Supporting the remote workplace
“Sorry, the computers are slow today!” Who has not stood in line at an airline ticket counter or bank teller and heard this apology? For the customer, it’s frustrating. For the business, it can mean lost revenue or even lost customers. For the IT organization responsible for providing the service, it means another difficult discussion with business managers.

Supporting workers in branches and other remote locations is a growing challenge for IT. Survey data from Nemertes Research indicates 27 percent of workers work away from their workgroups, and 62 percent of companies plan to further increase branch office locations in 2007. For IT, the challenge is to provide personal and corporate applications to remote workers while maintaining data security and holding down costs. This has led an increasing number of IT organizations to implement remote application delivery systems based on Citrix Presentation Server or Microsoft® Terminal Services. And Microsoft’s recent release of Remote Desktop Protocol (RDP) 6.0 and planned enhancements to terminal services in Windows Server 2008 promise to drive application delivery into even smaller enterprises.

While application delivery solves many problems, it adds layers of complexity to IT support of a company’s most critical business processes like sales, order processing and customer support. No one would deploy an application without testing for quality and performance. Now—thanks to HP Performance Center software—IT can perform comprehensive performance testing of applications and the complete application delivery system prior to deployment. This paper explains why performance testing of application delivery systems is so critical, how it is done and why nearly four out of five companies using an automated load testing solution use HP Performance Center software.

Application delivery—a solution with its own problems
Traditional desktop computing deploys personal applications like spreadsheet and word processing programs onto each worker’s PC. In addition, client software and browsers provide access to corporate applications running in the data center. This is shown in Figure 1. While fulfilling the concept of “personal computing” that arose with the PC itself, desktop computing challenges IT to keep desktop applications up-to-date, and it distributes sensitive corporate data to locations that usually lack the security of the data center.

The alternative approach is server-based computing enabled by application delivery systems. Server-based computing moves corporate applications, data and personal applications like spreadsheets and word processing to data center servers. There, data is more secure, and applications can be maintained and updated more easily and at less cost than when they are distributed to individual PCs.

Access to server-based applications is provided by application delivery systems like Citrix Presentation Server and Microsoft Terminal Services. These systems remote the user interface of server-based applications to PCs connected locally or over a wide-area network (WAN). A PC user appears to be running an application on Microsoft Windows right on the desktop, but actually a local “thin client” presentation layer is interacting with the application on the server. See Figure 2.

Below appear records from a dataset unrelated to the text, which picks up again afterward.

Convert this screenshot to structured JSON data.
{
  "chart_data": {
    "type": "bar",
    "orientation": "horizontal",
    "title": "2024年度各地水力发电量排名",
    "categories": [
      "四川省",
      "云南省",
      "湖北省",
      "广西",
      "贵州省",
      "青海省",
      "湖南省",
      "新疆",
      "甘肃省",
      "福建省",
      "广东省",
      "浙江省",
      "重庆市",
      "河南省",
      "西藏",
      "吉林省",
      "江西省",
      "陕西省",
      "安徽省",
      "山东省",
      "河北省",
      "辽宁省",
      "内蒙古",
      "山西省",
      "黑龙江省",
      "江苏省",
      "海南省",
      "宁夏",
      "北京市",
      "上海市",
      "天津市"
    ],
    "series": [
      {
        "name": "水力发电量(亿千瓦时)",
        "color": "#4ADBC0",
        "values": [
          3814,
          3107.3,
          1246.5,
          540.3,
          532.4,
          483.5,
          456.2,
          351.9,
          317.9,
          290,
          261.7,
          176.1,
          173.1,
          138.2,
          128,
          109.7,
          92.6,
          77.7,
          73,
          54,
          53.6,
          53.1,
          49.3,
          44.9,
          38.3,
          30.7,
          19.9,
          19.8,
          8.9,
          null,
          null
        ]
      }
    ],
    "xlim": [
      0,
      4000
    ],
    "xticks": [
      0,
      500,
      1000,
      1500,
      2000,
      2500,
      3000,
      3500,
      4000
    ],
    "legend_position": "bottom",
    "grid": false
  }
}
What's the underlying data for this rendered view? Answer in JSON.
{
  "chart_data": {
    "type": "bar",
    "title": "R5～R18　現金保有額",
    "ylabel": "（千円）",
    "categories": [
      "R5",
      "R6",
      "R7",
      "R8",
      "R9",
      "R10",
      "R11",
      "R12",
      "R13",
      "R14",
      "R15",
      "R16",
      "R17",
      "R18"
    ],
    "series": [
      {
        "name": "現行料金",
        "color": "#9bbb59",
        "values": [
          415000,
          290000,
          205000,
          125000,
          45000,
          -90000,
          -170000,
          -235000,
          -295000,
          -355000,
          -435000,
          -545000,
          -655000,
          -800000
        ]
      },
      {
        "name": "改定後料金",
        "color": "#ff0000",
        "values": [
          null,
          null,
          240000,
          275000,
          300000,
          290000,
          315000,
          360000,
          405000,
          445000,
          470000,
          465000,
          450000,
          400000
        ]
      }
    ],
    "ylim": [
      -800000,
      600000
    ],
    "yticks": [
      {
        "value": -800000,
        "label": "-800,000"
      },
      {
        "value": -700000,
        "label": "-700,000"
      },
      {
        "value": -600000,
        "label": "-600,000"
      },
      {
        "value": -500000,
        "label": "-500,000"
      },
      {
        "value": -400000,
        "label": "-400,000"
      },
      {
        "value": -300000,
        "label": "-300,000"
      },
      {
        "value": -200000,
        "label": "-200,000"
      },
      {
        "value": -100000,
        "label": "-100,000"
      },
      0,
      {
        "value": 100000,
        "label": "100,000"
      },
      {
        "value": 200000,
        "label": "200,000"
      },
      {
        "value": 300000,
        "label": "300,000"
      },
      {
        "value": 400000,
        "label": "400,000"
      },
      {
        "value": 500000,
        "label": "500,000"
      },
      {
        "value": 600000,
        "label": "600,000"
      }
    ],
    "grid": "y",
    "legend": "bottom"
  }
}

But Figure 2 doesn’t tell the whole story. While solving one set of problems, application delivery presents new ones—it introduces additional hardware and software layers that must be traversed by each keystroke and mouse click (Figure 3).

Most obvious is the presentation services layer itself. It may co-exist on an application server, be off-loaded to a separate piece of hardware or even run on a server farm dedicated to that purpose. But there is more. There must be authentication and security. Application delivery software must include new functionality for connection management and other administration functions. It can include accelerators that compress data for transmission over the WAN. Access to presentation servers is often managed by load balancers. And that’s just within the data center. To get that far, users must often traverse an encrypted virtual private network (VPN) overlaid on the WAN. Like everything in IT, application delivery has its price.

In working with hundreds of customers, our experience indicates remote access solutions are one of the most common causes of unacceptable performance in deployed applications. How do you know—before deployment—response times and transaction throughput will meet user expectations and service level agreements under real-world workloads and transaction volumes? You test it.